HTTP2Sender._write_data() enforces per-stream and per-connection flow control per RFC 9113 §6.9. Before writing each DATA frame the sender waits on an asyncio.Event until either window has credit:

while (self.connection_window_size <= 0 or
       self.stream_window_size[self._stream_id] <= 0):
    if self._window_open is None:
        self._window_open = asyncio.Event()
    self._window_open.clear()
    await self._window_open.wait()

The handler's next yield only fires after the previous chunk's await send() returns — and that return only happens after the peer has granted enough WINDOW_UPDATE credit to put the chunk on the wire. No background queue, no buffering, no per-stream unbounded growth. BB_REQUEST_TIMEOUT bounds total per-stream runtime if you want a hard ceiling on streams that produce forever.

The unit test test_http2_sender_blocks_when_window_closed proves this experimentally: forcing both windows to zero before the write starts produces zero wire bytes; signalling the _window_open event releases the write.
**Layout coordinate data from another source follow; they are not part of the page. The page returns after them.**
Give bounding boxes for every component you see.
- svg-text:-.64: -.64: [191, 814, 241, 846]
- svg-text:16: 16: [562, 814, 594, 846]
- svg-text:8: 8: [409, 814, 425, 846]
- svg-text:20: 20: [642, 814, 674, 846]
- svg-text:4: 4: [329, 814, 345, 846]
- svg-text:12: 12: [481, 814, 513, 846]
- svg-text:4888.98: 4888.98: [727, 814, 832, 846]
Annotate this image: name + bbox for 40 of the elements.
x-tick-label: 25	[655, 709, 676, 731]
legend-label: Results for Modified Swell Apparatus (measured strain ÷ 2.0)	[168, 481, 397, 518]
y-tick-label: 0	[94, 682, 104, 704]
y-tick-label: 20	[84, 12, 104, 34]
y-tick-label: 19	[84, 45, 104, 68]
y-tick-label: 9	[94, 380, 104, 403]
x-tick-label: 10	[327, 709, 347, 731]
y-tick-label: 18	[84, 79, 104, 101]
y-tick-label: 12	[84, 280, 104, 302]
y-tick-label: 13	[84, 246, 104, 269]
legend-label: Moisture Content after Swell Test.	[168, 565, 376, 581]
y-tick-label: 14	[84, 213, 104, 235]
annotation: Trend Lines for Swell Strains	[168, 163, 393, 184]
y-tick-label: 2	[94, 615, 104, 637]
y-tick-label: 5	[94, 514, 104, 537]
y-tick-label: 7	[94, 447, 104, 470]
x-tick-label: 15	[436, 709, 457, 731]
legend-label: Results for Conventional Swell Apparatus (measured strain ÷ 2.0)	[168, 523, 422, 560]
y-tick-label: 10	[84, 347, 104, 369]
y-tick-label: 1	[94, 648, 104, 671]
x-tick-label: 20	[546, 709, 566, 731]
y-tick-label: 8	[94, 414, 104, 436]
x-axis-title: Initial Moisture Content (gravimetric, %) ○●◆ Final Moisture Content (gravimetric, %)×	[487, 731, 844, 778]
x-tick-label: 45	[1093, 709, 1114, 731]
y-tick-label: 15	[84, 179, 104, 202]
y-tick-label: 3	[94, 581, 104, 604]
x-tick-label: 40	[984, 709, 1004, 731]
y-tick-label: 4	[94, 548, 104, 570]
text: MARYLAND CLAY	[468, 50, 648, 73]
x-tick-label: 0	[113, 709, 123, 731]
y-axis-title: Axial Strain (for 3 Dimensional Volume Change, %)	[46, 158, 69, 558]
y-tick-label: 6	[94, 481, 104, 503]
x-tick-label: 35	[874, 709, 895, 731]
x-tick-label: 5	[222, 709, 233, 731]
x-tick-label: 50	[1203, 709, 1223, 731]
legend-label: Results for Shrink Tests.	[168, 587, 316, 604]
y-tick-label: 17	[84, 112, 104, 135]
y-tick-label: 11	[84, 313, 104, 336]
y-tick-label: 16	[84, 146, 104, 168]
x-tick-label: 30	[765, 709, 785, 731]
When SSE, when WebSocket, when chunked HTTP

Pattern Strengths Weaknesses
SSE (EventSourceResponse) Server → client only; auto-reconnect in browsers via EventSource; works through HTTP proxies; cleanly multiplexed over HTTP/2 streams. One-way only. Text-only payloads on the wire (binary needs base64).
WebSocket Bidirectional; binary-native; lowest per-message framing overhead after the upgrade. Most HTTP middleboxes treat WS as opaque; harder to debug; framework state on both sides.
Chunked HTTP (StreamingResponse) One-way, request-scoped; uses normal HTTP semantics; trivially cacheable / proxied. No event names, no client reconnect. Use when you just want a long-running download, not a live event stream.
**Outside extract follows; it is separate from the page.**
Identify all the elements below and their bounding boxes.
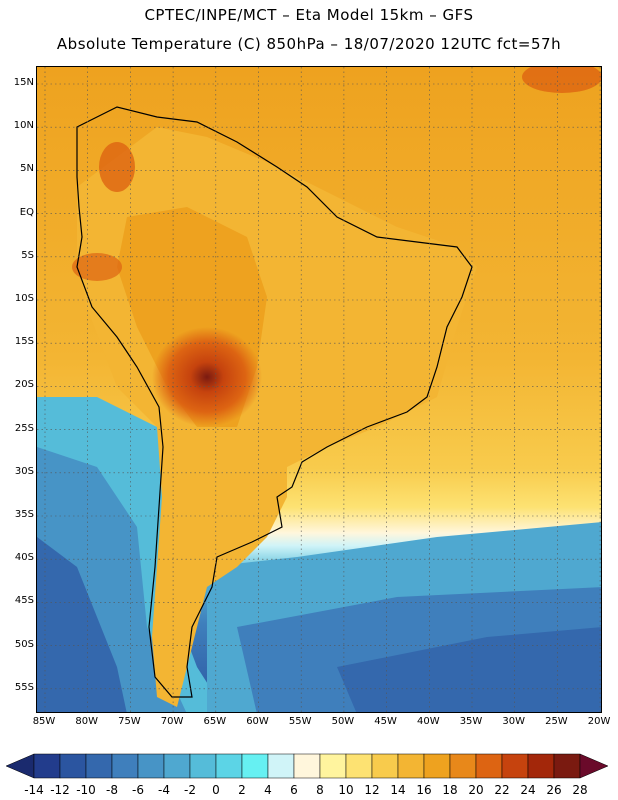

Default pick: SSE when the client is a browser tab consuming incremental updates, WebSocket when the client also pushes, and plain StreamingResponse for non-browser HTTP clients (LLM token streams over httpx.stream, log tail downloads, etc.).

Caveats

  • Compression interaction: the Compression middleware buffers the full body before deciding whether to compress; pair it with a route-specific exclusion if you want SSE delivered unbuffered.
  • Content-Length: streaming responses do not set content-length; the transport advertises chunked encoding (HTTP/1.1) or stream framing (HTTP/2). Clients that require a known length should buffer client-side.
  • Cancellation: when the client disconnects, the handler's next await send(...) raises and the generator's finally blocks run. Use a try / finally around any resource that outlives a single yield (DB cursors, subscriptions, …).